Life is too short, for me, to spend several days, weeks, or months on a piece that I absolutely loathe.  Especially if I have tried rewarding myself, and have taken breaks from the project; yet I still  find myself out of tune with what I am trying to produce.  I conquer with Disney’s movie Frozen and say “Let It Go”.

How do you handle quilts that push you to your limits?

12 thoughts on “To Be or Not To Be…

  1. I’m right there with you. Sometimes a quilt just won’t make it for me and I will actually throw it away or, if in a state I can, reclaim some of the fabrics from it and throw away what is left or make it into mug rugs. Usually, I try really hard to fix the problems before I decide to do this though.
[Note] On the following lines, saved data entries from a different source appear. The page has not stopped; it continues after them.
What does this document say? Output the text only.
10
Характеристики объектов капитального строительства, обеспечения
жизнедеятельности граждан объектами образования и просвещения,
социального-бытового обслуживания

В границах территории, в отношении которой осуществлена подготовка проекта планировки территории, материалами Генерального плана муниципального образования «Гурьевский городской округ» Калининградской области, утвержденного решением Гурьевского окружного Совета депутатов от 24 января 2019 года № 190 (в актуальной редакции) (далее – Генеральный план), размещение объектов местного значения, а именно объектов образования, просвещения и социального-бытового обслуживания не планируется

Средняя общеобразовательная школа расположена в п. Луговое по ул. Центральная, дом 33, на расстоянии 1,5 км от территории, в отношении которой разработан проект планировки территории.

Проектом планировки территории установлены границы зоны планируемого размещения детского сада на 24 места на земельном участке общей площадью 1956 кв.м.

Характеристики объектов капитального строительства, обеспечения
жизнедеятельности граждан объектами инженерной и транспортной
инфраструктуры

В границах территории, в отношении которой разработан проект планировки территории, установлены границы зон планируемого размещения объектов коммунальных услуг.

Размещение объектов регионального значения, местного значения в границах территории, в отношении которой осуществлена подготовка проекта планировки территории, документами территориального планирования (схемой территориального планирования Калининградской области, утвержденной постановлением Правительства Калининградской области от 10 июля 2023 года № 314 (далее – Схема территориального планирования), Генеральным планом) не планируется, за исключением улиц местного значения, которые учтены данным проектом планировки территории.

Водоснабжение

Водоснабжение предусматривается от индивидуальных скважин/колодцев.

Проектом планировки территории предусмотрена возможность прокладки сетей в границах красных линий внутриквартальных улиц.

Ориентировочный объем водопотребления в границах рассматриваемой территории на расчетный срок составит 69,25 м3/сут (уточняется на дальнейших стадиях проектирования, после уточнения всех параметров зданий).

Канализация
  2. I know I have one quilt that was on the frame 3 times before it actually got quilted…just could not come up with a design for the quilting. Thankfully, the quilt was mine but it was a challenge quilt for my guild so i just had to get it finished by a specific date! I currently have a quilt that is all applique and while I have quilted all the applique, trying to figure out what to quilt between the appliques has me stumped! It is a Texas Teardrops (which I totally love) so if you want to take a look at it (http://tinyurl.com/jg7c377) and give me any ideas…that would be awesome! That is another way to get through a “quilt from hell” – ask others for ideas…who knows what inspiration you can get from their suggestions!! My UFO pile is because I take too long to quilt the dumb tops because I want everything to be custom quilted with lots of ruler work!!!

  3. it goes into the box of shame…not my shame….the quilt shame!!!! Then twice a year one of the blog I follow as an adoption event….so it goes to be someone else pain and/or treasure 🙂

  4. Oh I hear ya Sista!!!! I can find every way conceivable to mankind to stall a quilt when there is a mental block or just not my style of a quilt. But through this experience I have found it is better to CONQUER rather than linger to get’er done—I hang something I can’t wait to start to motivate me! It is all about mind games right?
    As for those master pieces that did not meet my expectations (I am really putting this mildly). Majority are stuffed into a dog bed that we make and donate to a local shelter. Or if I can somehow finish, it maybe become a charity quilt that someone would enjoy.

    Have you read the book about Tidying from Marie Kondo (I listened to while quilting) which has some really strange stuff in it but also some very valuable things too. Lets just say—if I feel no joy in the piece–out it goes!!!!

  5. I haven’t gotten to the point of totally “throwing it out the window” but I’ve had some close calls!!!! I usually have allowed enough time for each project to either clear my head with time spent at the piano or on my motorcycle.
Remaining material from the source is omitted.